Friday, June 15, 2018

Benedictine Reflections: Stability and Monotony

One of the drawbacks to following the Monastic Diurnal rather than the Book of Common Prayer is that, aside from feasts and solemnities, one week is little different from the next. Indeed, given a solemnity with privileged octave, I can easily find myself saying exactly the same office for days. Again, I could think about what I am missing out on, but there is also the temptation to allow the monotony of the office to become boring. These days, monotony is a synonym for boring, but does it need to be?

St John Cassian reminds the monastic that there is an eighth deadly sin called acedia which often gets translated as sadness. It's the sin that he regards as being peculiar to those who follow a monastic or eremitic life. It is the sin of succumbing to the aridity in prayer that can often arise. There is a point in every monastic life where one says, "why on earth am I doing this? What's the point? Surely there are better ways to serve God than this?" The temptation is to spend one's time of prayer trying to answer these questions rather than actually praying. It's a cunning little device of the Devil to turn people away from praying to God directly.

Why is the full rosary 150 repetitions of the Hail Mary? Isn't that just vain repetition?

I've answered that before.

Still 150 Hail Marys, that's got to get boring, hasn't it?

Well this is where monastics labour hardest, hewing their faith out on the rock to build their house of prayer. Yes, the Hail Mary does not change, and therefore becomes monotonous, but we do have to reclaim monotony from its current meaning of "boring". Monotony is simply the sounding of one note repeatedly.

In music, the perpetual sounding of one note throughout a piece is called a drone and actually, it can have a very supporting effect.



Because the monastic always returns to the same routine, there is no reason for him to separate himself out into different people. The monk at work is the same monk at prayer. The nun asleep is the same nun at her study. The friar at Matins is the same friar at Terce and Compline.

Out of the cloister and we secular folk are so tempted to divide ourselves into different people, separating the religious person from the person at work and from the person in the pub. We lose our identity by allowing the world to split us up. This is a temptation of the Devil to separate us from God by separating us from the person He wants us to be. My bishop changed his name by deed poll so that he would be the same person in business as he is at the altar and also to bind himself to a saint for whom he has a particular connection. By using a deed poll, he has joined the requirements of secular law to ecclesiastical vows and there can be no separation without untangling both.

The monastic must be prepared for a life of monotony. When boredom and acedia arise from this monotony, so does the question of why they arise. This is excellent news for the monastic because in seeking the answer to this question through self-examination, they find something within themselves that needs to be rectified in God. Thus commitment to monotony pulls the soul fragmented by the fall back together. There is no separation between secular life and sacred life, because the Christian life is a call to make the profane sacred, to make life outside of Mass just as much of a sacrifice to God. If a "professional life" is to be separated from "church life" then how the "professional life" ever be lived with God? How can it ever be sanctified by the living of it?

Commitment to the Monotony means that one relinquishes control of one's life to God so that He may operate where once our will may have forbidden Him. When this is hard, we remember that it is because we need Him to perfect us. We cannot work our way into Heaven. We receive the grace of God in order to find perfection in Him, but we must allow that grace to work within us. Love does not coerce and love given in reciprocity does not withhold. As we learn to love God, Monotony gives us the time to do just that. In Monotony we lose ourselves and focus on God Who, in turn, discovers us as we are and works in us to be the one He wants us to become.

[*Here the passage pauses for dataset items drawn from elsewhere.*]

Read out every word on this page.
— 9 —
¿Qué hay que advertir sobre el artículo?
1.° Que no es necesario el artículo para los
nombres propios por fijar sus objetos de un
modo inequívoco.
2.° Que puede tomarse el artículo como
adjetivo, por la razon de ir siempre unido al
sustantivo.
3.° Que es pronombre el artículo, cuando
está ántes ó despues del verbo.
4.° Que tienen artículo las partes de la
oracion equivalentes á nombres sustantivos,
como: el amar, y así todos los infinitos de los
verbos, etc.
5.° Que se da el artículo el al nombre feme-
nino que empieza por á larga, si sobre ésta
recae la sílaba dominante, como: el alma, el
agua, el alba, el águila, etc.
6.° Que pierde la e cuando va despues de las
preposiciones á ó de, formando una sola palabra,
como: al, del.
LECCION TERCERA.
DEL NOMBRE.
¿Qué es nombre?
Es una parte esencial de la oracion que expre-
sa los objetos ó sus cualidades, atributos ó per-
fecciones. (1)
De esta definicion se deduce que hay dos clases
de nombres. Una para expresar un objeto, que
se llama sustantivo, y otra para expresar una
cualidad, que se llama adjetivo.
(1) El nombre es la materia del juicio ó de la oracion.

We see that Monotony is a product of cultivating Stability. With the changes and chances of a fleeting world whipping around our ears like a gale-force wind, to hear that single Monotone over the chaos brings us back to the rock from which we were hewn. Disregarding it will see us torn to shreds - different facets of our personality separating and dividing until we are lost in a Hell of our own making. If we really want to be ourselves, we need to commit to the stability with which God has both stablished and established His Church and not allow us to be divided into different people who are nobody at all.